|Craig Jr, James|
Submitted to: Cereal Chemistry
Publication Type: Peer Reviewed Journal
Publication Acceptance Date: May 1, 1997
Publication Date: N/A
Full Text Available
Interpretive Summary: Corn germ separation is an essential step in recovering corn oil. This separation is currently only carried out by wet milling plants. In wet milling the first step is to soak the corn in a weak sulfur dioxide solution to weaken the corn structures, allowing fractionation of its components. Since oil is a valuable corn component it must be included in newly developed fractionation processes. This article describes the use o a process to separate the germ from the rest of the corn that has been ground and sieved to a size suitable for protein extraction. The milled corn is then mixed with an aqueous solution of specific gravity equal to the germ and pumped to a hydrocyclone. In the hydrocyclone the particles with low inertia, that is, the lighter particles which includes the germ- rich particles, leave suspended in the overflow. The rest of the corn particles are driven by centrifugal force to the hydrocyclone underflow. Improving the zein market value by developing a practical extraction process will reduce the overall cost of producing ethanol from corn and provide supplies of zein for new products. Zein has potential uses as a coating, fiber or sheet-forming material, and it was once used in all of these forms.

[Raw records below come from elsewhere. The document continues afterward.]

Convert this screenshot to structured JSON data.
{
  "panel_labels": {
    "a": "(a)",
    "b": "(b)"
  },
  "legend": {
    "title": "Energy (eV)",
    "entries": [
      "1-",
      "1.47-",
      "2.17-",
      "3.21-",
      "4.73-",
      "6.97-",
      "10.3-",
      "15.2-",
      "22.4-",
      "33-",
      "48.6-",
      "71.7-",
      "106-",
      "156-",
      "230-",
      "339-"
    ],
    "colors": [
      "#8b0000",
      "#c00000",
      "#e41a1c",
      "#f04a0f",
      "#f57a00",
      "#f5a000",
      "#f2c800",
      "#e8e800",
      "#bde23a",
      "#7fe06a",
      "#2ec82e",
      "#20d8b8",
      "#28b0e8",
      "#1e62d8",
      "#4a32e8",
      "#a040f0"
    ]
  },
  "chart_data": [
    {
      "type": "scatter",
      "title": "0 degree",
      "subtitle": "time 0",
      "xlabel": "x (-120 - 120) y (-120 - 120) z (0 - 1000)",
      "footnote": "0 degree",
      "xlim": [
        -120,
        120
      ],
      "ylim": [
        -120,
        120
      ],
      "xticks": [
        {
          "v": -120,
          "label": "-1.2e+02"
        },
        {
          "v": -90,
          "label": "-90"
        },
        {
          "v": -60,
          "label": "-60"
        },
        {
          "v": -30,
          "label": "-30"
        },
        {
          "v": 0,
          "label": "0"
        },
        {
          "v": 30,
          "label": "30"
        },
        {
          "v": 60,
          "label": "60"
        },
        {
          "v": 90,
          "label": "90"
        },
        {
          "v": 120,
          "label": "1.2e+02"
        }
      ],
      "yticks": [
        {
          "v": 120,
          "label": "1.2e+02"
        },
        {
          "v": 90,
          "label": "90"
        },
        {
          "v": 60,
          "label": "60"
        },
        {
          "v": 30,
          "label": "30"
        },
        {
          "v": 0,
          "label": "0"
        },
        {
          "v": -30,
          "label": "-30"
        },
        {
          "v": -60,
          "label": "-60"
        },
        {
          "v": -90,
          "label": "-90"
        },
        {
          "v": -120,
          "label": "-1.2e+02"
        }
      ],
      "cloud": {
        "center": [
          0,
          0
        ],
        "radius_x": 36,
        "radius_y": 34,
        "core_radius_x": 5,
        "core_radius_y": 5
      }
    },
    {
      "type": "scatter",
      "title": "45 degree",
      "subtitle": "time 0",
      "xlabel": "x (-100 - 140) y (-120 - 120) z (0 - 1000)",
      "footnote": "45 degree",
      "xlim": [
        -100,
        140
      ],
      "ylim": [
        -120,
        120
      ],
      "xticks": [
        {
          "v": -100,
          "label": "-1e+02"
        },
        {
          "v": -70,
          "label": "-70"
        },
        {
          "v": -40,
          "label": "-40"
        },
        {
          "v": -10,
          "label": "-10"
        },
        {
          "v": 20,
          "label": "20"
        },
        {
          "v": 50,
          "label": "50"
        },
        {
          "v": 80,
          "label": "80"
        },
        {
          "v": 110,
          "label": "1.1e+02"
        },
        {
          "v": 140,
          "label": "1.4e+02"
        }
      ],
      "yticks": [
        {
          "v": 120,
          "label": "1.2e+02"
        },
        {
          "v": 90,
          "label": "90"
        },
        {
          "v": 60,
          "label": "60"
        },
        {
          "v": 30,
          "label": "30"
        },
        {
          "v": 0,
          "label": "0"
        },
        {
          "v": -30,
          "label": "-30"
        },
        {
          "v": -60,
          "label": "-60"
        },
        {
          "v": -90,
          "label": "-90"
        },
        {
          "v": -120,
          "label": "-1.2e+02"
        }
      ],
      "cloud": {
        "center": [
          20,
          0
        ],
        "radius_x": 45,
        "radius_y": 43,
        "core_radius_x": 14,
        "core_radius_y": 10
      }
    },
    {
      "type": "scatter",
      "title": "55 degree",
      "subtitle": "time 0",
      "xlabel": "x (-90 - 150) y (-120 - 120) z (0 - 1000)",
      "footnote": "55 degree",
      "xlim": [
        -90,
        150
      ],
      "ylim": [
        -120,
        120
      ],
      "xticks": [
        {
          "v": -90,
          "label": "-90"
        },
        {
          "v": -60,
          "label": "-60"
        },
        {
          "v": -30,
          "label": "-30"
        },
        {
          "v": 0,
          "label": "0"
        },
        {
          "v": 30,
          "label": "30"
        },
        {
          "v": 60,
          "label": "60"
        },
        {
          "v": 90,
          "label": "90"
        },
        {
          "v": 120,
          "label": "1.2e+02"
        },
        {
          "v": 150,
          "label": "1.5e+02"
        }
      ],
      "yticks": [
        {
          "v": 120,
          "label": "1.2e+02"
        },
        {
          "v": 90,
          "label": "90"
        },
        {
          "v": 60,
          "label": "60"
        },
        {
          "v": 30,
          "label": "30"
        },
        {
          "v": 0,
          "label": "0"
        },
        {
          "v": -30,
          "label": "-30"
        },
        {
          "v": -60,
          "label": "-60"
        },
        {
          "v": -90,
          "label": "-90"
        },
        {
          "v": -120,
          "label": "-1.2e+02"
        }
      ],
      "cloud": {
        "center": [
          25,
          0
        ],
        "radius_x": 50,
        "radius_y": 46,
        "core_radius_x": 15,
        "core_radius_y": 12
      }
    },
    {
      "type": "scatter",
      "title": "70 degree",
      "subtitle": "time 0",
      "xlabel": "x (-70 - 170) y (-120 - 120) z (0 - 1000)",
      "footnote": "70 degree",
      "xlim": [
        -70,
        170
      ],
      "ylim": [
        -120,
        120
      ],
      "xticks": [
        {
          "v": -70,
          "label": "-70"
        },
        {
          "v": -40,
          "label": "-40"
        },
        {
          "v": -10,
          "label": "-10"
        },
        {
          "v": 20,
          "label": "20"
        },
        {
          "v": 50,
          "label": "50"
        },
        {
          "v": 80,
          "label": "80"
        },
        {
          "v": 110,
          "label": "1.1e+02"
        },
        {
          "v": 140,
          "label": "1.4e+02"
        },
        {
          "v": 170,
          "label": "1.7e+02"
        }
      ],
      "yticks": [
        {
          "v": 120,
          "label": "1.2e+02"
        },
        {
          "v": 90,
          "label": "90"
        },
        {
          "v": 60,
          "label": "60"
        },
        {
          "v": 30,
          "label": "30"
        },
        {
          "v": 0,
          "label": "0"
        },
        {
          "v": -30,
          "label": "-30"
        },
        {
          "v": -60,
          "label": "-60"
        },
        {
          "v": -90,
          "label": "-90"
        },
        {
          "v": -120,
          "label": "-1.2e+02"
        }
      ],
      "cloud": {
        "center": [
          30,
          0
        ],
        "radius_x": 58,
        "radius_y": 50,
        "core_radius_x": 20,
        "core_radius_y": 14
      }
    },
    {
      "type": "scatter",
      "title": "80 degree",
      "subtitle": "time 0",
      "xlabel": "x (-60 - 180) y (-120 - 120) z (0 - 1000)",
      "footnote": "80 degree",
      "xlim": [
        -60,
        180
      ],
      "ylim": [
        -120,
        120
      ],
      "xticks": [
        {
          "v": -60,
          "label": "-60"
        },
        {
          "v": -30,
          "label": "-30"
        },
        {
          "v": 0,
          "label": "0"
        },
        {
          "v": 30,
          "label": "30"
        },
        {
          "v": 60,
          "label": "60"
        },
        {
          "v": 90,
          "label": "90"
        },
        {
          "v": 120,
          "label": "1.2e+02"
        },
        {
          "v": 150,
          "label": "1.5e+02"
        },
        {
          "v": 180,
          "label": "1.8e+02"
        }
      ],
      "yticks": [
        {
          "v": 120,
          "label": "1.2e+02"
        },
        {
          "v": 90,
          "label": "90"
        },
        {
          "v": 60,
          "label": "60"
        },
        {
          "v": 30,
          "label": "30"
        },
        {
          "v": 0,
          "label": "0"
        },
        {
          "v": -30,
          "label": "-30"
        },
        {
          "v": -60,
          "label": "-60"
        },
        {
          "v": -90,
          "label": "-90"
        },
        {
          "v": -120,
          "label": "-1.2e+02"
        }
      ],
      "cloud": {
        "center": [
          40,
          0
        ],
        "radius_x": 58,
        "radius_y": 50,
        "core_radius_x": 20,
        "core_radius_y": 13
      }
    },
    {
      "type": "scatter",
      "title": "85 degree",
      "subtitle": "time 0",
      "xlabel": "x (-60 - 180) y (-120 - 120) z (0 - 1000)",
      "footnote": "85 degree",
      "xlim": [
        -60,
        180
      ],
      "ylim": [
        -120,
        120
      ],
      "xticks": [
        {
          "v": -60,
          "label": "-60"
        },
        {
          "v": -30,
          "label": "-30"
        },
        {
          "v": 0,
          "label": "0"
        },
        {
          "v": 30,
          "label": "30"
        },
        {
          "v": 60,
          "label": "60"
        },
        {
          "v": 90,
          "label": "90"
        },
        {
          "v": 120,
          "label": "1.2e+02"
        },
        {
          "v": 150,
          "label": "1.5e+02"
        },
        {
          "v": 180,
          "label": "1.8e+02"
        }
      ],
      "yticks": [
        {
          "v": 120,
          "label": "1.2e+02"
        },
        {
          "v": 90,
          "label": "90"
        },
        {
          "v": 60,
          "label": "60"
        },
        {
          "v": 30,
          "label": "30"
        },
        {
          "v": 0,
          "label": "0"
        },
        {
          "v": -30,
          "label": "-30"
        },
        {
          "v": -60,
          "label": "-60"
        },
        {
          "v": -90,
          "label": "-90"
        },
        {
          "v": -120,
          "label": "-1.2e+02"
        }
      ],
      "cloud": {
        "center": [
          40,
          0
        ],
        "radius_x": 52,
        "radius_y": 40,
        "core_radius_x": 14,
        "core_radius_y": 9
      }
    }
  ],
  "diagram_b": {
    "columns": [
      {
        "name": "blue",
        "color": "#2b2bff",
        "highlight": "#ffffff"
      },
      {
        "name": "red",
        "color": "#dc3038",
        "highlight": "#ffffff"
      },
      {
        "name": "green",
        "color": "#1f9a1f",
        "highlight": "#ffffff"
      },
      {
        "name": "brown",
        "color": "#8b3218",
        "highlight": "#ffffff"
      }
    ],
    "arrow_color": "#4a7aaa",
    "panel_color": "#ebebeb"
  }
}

Technical Abstract: Corn milled <1 mm using a screen mill was sieved and the particles > 590 microns were soaked for an hour in solutions with a range of glucose concentration providing liquid specific gravities above and below that of the lighter fraction (corn germ). A suspension of these particles was pumped through a hydrocyclone to separate the germ particles and to rinse water soluble compounds from the corn. The specific gravity of the hydrocyclone streams (suspensions) as well as liquid phase, after solids settling, was measured and product compositions and particle sizes were determined. This work shows that a germ-enriched fraction of corn ground < 1 mm, can be separated with a hydrocyclone. To enable computer simulation of the corn treatment process, the experimental data was used to construct a two component model of the hydrocyclone separation of the milled corn. In the model, the milled and sieved corn is virtually separated into germ and endosperm streams which are fed to paired hydrocyclone models. Hydrocyclone bypassing streams which simulate particles entrained to the contrary outlet (underflow for germ and overflow for endosperm particles) were included in the simulation to bring the model into agreement with the experimental product compositions.